Posted by PITHOCRATES - April 22nd, 2012

Week in Review

So far the Keynesian advice has been consistent to get us out of these financial difficult times.  And wrong.  If you want proof look at Sweden.  When the Keynesians said stimulus the Swedes did instead something wholly anathema to Keynesians.  They cut taxes.  And guess what?  They don’t have a debt crisis.  How about that?  But wait.  It gets better.  They no longer have a deficit (see Sweden’s Finance Minister Helped Cut The Deficit — By Cutting Taxes by Adam Taylor posted 4/20/2012 on Business Insider).

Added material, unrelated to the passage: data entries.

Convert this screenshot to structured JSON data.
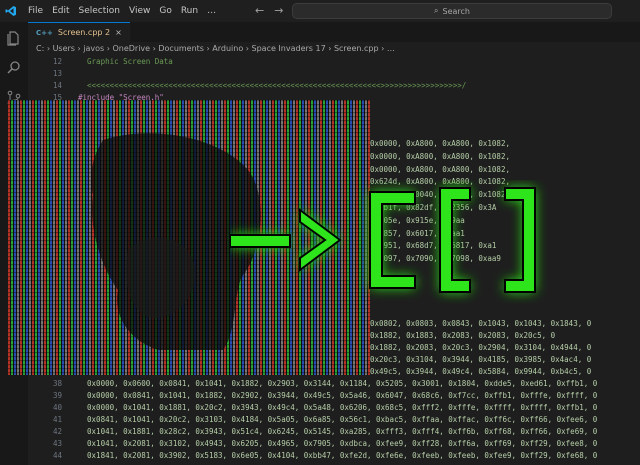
{
  "titlebar": {
    "menu": [
      "File",
      "Edit",
      "Selection",
      "View",
      "Go",
      "Run",
      "…"
    ],
    "search_placeholder": "Search"
  },
  "tab": {
    "ext": "C++",
    "label": "Screen.cpp 2",
    "close": "×"
  },
  "breadcrumb": "C: › Users › javos › OneDrive › Documents › Arduino › Space Invaders 17 › Screen.cpp › …",
  "lines": [
    {
      "n": "12",
      "text": "  Graphic Screen Data",
      "cls": "comment"
    },
    {
      "n": "13",
      "text": "",
      "cls": ""
    },
    {
      "n": "14",
      "text": "  <<<<<<<<<<<<<<<<<<<<<<<<<<<<<<<<<<<<<<<<<<<<<<<<<<<<<<<<<<<<<<<<<>>>>>>>>>>>>>>>>>>/",
      "cls": "comment"
    },
    {
      "n": "15",
      "text": "",
      "cls": ""
    },
    {
      "n": "16",
      "text": "#include \"Screen.h\"",
      "cls": "prep"
    },
    {
      "n": "17",
      "text": "",
      "cls": ""
    },
    {
      "n": "38",
      "text": "  0x0000, 0x0600, 0x0841, 0x1041, 0x1882, 0x2903, 0x3144, 0x1184, 0x5205, 0x3001, 0x1804, 0xdde5, 0xed61, 0xffb1, 0",
      "cls": ""
    },
    {
      "n": "39",
      "text": "  0x0000, 0x0841, 0x1041, 0x1882, 0x2902, 0x3944, 0x49c5, 0x5a46, 0x6047, 0x68c6, 0xf7cc, 0xffb1, 0xfffe, 0xffff, 0",
      "cls": ""
    },
    {
      "n": "40",
      "text": "  0x0000, 0x1041, 0x1881, 0x20c2, 0x3943, 0x49c4, 0x5a48, 0x6206, 0x68c5, 0xfff2, 0xfffe, 0xffff, 0xffff, 0xffb1, 0",
      "cls": ""
    },
    {
      "n": "41",
      "text": "  0x0841, 0x1041, 0x20c2, 0x3103, 0x4184, 0x5a05, 0x6a85, 0x56c1, 0xbac5, 0xffaa, 0xffac, 0xff6c, 0xff66, 0xfee6, 0",
      "cls": ""
    },
    {
      "n": "42",
      "text": "  0x1041, 0x1881, 0x28c2, 0x3943, 0x51c4, 0x6245, 0x5145, 0xa285, 0xfff3, 0xfff4, 0xff6b, 0xff68, 0xff66, 0xfe69, 0",
      "cls": ""
    },
    {
      "n": "43",
      "text": "  0x1041, 0x2081, 0x3102, 0x4943, 0x6205, 0x4965, 0x7905, 0xdbca, 0xfee9, 0xff28, 0xff6a, 0xff69, 0xff29, 0xfee8, 0",
      "cls": ""
    },
    {
      "n": "44",
      "text": "  0x1841, 0x2081, 0x3902, 0x5183, 0x6e05, 0x4104, 0xbb47, 0xfe2d, 0xfe6e, 0xfeeb, 0xfeeb, 0xfee9, 0xff29, 0xfe68, 0",
      "cls": ""
    }
  ],
  "partial_lines": [
    "0x0000, 0xA800, 0xA800, 0x1082,",
    "0x0000, 0xA800, 0xA800, 0x1082,",
    "0x0000, 0xA800, 0xA800, 0x1082,",
    "0x624d, 0xA800, 0xA800, 0x1082,",
    "0x621e, 0x0040, 0x0040, 0x1082,",
    "0x9b1f, 0x82df, 0x2356, 0x3A",
    "0x905e, 0x915e, 0x9aa",
    "0x7857, 0x6017, 0xaa1",
    "0x6951, 0x68d7, 0x6817, 0xa1",
    "0x7097, 0x7090, 0x7098, 0xaa9"
  ],
  "lower_partial": [
    "0x0802, 0x0803, 0x0843, 0x1043, 0x1043, 0x1843, 0",
    "0x1882, 0x1883, 0x2083, 0x2083, 0x20c5, 0",
    "0x1882, 0x2083, 0x20c3, 0x2904, 0x3104, 0x4944, 0",
    "0x20c3, 0x3104, 0x3944, 0x4185, 0x3985, 0x4ac4, 0",
    "0x49c5, 0x3944, 0x49c4, 0x5884, 0x9944, 0xb4c5, 0"
  ],
  "colors": {
    "accent": "#0078d4",
    "bg": "#1e1e1e",
    "art_green": "#27e81b"
  }
}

With the Swedish deficit wiped out last year (and Borg’s Conservatives voted back into power) the decision is now looking increase wise.

“Everybody was told “stimulus, stimulus, stimulus”,” he tells Fraser. “It was surprising that Europe, given what we experienced in the 1970s and 80s with structural unemployment, believed that short-term Keynesianism could solve the problem.” Non-economists, he says, “might have a tendency to fall for those kinds of messages”.

Instead, Borg cut taxes in a bid to lure entrepreneurs, and lowered benefits to make up the difference. Entrepreneurs “are the source of job creation,” says Borg.

The history is all there to see.  Keynesian economics failed in the Seventies.  Absolutely.  But those who thought like Anders Borg, Margaret Thatcher and Ronald Reagan, did what he did in the Eighties.  Thatcher turned the UK around.  And Reagan turned the U.S. around.  Pity no one remembers history these days.  Other than Sweden’s Finance Minister. 

A conservative in Sweden?  Who would of thunk it?  If only Europe and the United States would follow Sweden’s lead then they, too, could have smaller deficits.  And more prosperous economies.  But, alas, they simply can’t put their people before their politics.  Apparently.